Platz 4 ging an Neumonster Dietmar Heil, der mit neuer persönlicher Bestzeit über 10 km von 37:08 min. in Bedburg den Gesamt-Platz 7 (Platz 1 M45) erlief. Vier Ränge dahinter in der Endabrechnung liegt Harald Gläßer, der mit Platz 17 (5. M45) im letzten Rennen zufrieden sein musste. Ebenfalls in der Gesamtwertung taucht mit Kay-Uwe Seiferth auf Platz 17 ein weiteres Monster auf (40:36, Platz 22, Platz 1 der AK in Bedburg). Daniel Fink erreichte in Bedburg insgesamt Platz 39 (5. M35 in 43:40).

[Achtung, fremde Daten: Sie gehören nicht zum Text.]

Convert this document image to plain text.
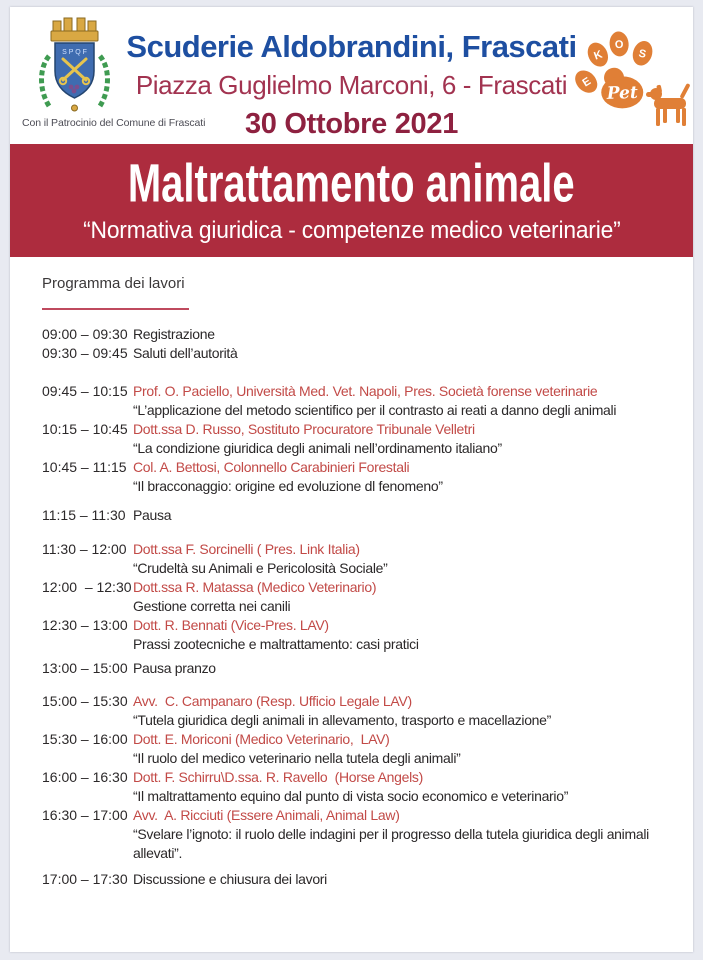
S P Q F
Con il Patrocinio del Comune di Frascati
Scuderie Aldobrandini, Frascati
Piazza Guglielmo Marconi, 6 - Frascati
30 Ottobre 2021
E
K
O
S
Pet
Maltrattamento animale
“Normativa giuridica - competenze medico veterinarie”
Programma dei lavori
09:00 – 09:30 Registrazione
09:30 – 09:45 Saluti dell’autorità
09:45 – 10:15 Prof. O. Paciello, Università Med. Vet. Napoli, Pres. Società forense veterinarie
“L’applicazione del metodo scientifico per il contrasto ai reati a danno degli animali
10:15 – 10:45 Dott.ssa D. Russo, Sostituto Procuratore Tribunale Velletri
“La condizione giuridica degli animali nell’ordinamento italiano”
10:45 – 11:15 Col. A. Bettosi, Colonnello Carabinieri Forestali
“Il bracconaggio: origine ed evoluzione dl fenomeno”
11:15 – 11:30 Pausa
11:30 – 12:00 Dott.ssa F. Sorcinelli ( Pres. Link Italia)
“Crudeltà su Animali e Pericolosità Sociale”
12:00  – 12:30 Dott.ssa R. Matassa (Medico Veterinario)
Gestione corretta nei canili
12:30 – 13:00 Dott. R. Bennati (Vice-Pres. LAV)
Prassi zootecniche e maltrattamento: casi pratici
13:00 – 15:00 Pausa pranzo
15:00 – 15:30 Avv.  C. Campanaro (Resp. Ufficio Legale LAV)
“Tutela giuridica degli animali in allevamento, trasporto e macellazione”
15:30 – 16:00 Dott. E. Moriconi (Medico Veterinario,  LAV)
“Il ruolo del medico veterinario nella tutela degli animali”
16:00 – 16:30 Dott. F. Schirru\D.ssa. R. Ravello  (Horse Angels)
“Il maltrattamento equino dal punto di vista socio economico e veterinario”
16:30 – 17:00 Avv.  A. Ricciuti (Essere Animali, Animal Law)
“Svelare l’ignoto: il ruolo delle indagini per il progresso della tutela giuridica degli animali allevati”.
17:00 – 17:30 Discussione e chiusura dei lavori
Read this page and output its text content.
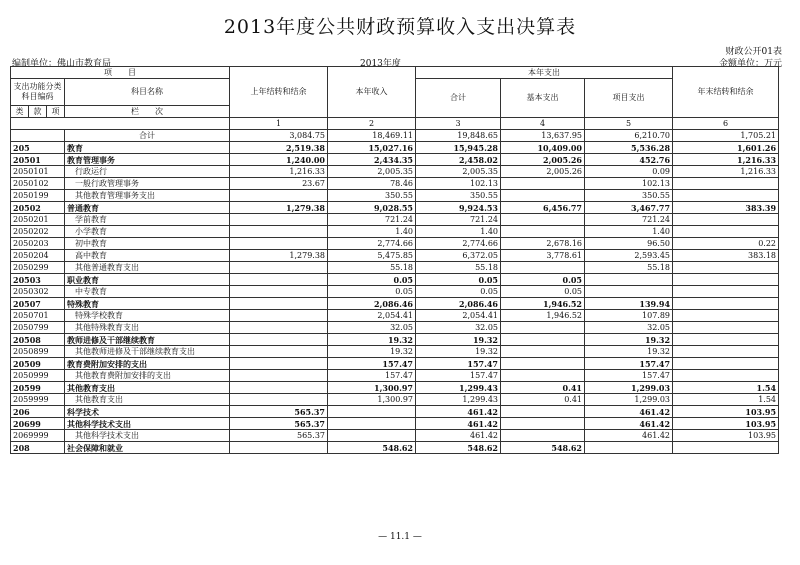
2013年度公共财政预算收入支出决算表
财政公开01表
编制单位：佛山市教育局	2013年度	金额单位：万元
项　　目				上年结转和结余	本年收入	本年支出			年末结转和结余
支出功能分类科目编码			科目名称			合计	基本支出	项目支出	

类	款	项	栏　　次						
				1	2	3	4	5	6
			合计	3,084.75	18,469.11	19,848.65	13,637.95	6,210.70	1,705.21
205			教育	2,519.38	15,027.16	15,945.28	10,409.00	5,536.28	1,601.26
20501			教育管理事务	1,240.00	2,434.35	2,458.02	2,005.26	452.76	1,216.33
2050101			　行政运行	1,216.33	2,005.35	2,005.35	2,005.26	0.09	1,216.33
2050102			　一般行政管理事务	23.67	78.46	102.13		102.13	
2050199			　其他教育管理事务支出		350.55	350.55		350.55	
20502			普通教育	1,279.38	9,028.55	9,924.53	6,456.77	3,467.77	383.39
2050201			　学前教育		721.24	721.24		721.24	
2050202			　小学教育		1.40	1.40		1.40	
2050203			　初中教育		2,774.66	2,774.66	2,678.16	96.50	0.22
2050204			　高中教育	1,279.38	5,475.85	6,372.05	3,778.61	2,593.45	383.18
2050299			　其他普通教育支出		55.18	55.18		55.18	
20503			职业教育		0.05	0.05	0.05		
2050302			　中专教育		0.05	0.05	0.05		
20507			特殊教育		2,086.46	2,086.46	1,946.52	139.94	
2050701			　特殊学校教育		2,054.41	2,054.41	1,946.52	107.89	
2050799			　其他特殊教育支出		32.05	32.05		32.05	
20508			教师进修及干部继续教育		19.32	19.32		19.32	
2050899			　其他教师进修及干部继续教育支出		19.32	19.32		19.32	
20509			教育费附加安排的支出		157.47	157.47		157.47	
2050999			　其他教育费附加安排的支出		157.47	157.47		157.47	
20599			其他教育支出		1,300.97	1,299.43	0.41	1,299.03	1.54
2059999			　其他教育支出		1,300.97	1,299.43	0.41	1,299.03	1.54
206			科学技术	565.37		461.42		461.42	103.95
20699			其他科学技术支出	565.37		461.42		461.42	103.95
2069999			　其他科学技术支出	565.37		461.42		461.42	103.95
208			社会保障和就业		548.62	548.62	548.62		
— 11.1 —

Bei den Monster-Damen, die bis auf Verena Hajek (Platz 213 in Bedburg, 2. der AK) alle in diesem Jahr nicht in Bedburg an den Start gingen, erreichten Katja Hinze-Thüs mit Platz 4 sowie Christiane Küttner und Sabine Fischer mit den Rängen 10 und 11 ebenfalls hervorragende Positionen. In den einzelnen Altersklassen gab es durch Sabine und Verena sowie Thomas drei Altersklassensiege, vier zweite Plätze durch Christiane, Daniel, Dietmar und Kay-Uwe sowie einen fünften Platz im Cup durch Harald.
Und auch in der Team-Wertung konnte zum Abschluss richtig gefeiert werden. Denn nicht nur Platz 1 und 4 gingen in Bedburg an die schnellen Monster, sondern letztlich konnte quasi auf der Zielgeraden mit dem hervorragenden Bedburger Ergebnis in der Infraserv Teamwertung an einigen Mannschaften vorbei gezogen und zur LG Donatus Erftstadt aufgeschlossen werden. Punktgleichheit auf Rang 1 bedeutet demnächst auf der Abschlussfeier die Übernahme eines runden Schecks für die Laufmonsterkasse. Gerade 100 km-Mann Moritz Kufferath war im entscheidenden Moment wieder eine enorme Verstärkung.
So geht für die Laufmonster wieder einmal ein äußerst erfolgreicher Rhein-Erft-Akademie-Cup zuende, der nach anstrengenden Wettkämpfen (erinnert sei z.B. an das dicke Gewitter in Kerpen am Ostermontag) mit der Abschlussfeier in Brühl Ende Oktober einen netten und verdient-gemütlichen Ausklang finden sollte.